Pride of Texas

HEB Grocery Co. (H-E-B) prides itself on serving the Texas community as only a true Texan can. Based in San Antonio, the independently owned retailer takes its curious name from Harold E. Butt, son of founder Florence Butt, and has strong roots within the communities it touches, from Texas to northern Mexico.

H-E-B operates under the guidance of four strategic pillars that tell you a lot about the values it has carried forward over the years: service, quality and value for its customers; fostering an employer-of-choice culture; stable long-term sales and profits; and building authentic bonds with local communities.

Stores operate under five different formats, each tailored to the demographic makeup of the area it serves. The umbrella banner H-E-B is complemented by Central Market stores, which tend to focus on organic and international foods, and H-E-B Plus!, which looks more like a mass retailer than a grocery store and stocks electronics, toys, housewares and apparel. Mi Tienda, a retailer of Hispanic foods, and no frills discounter Joe V's Smart shop round out the bunch.

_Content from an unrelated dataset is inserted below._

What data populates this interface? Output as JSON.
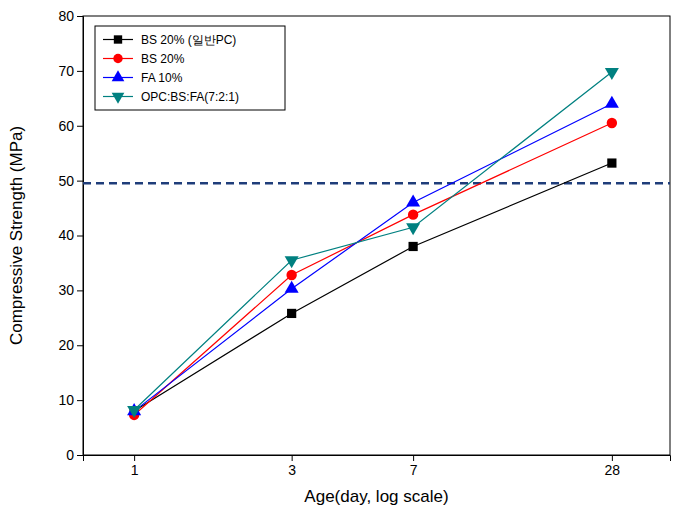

H-E-B has long embraced an everyday low price strategy geared toward making healthy foods more readily accessible. "We recognize that times are still tough for many of our customers," says Craig Boyan, H-E-B president.

Another strategy designed to help stretch their shoppers' food dollar is the retailer's extensive line of own brands. Products range from food like soups, cereals and juice to personal care products like shampoos, hand soaps and household cleaners. Food products are identified by a series of icons designed to communicate the health and wellness benefits of the product inside.

A diverse private label line is nothing new for many grocery retailers. But what is different about H-E-B is the way it aggressively supports its own brands via merchandising and marketing. Last year, that investment included a regional Super Bowl spot around the exclusive products that culminated in the tagline: "H-E-B brand products. Everybody wants them. Only Texas has them."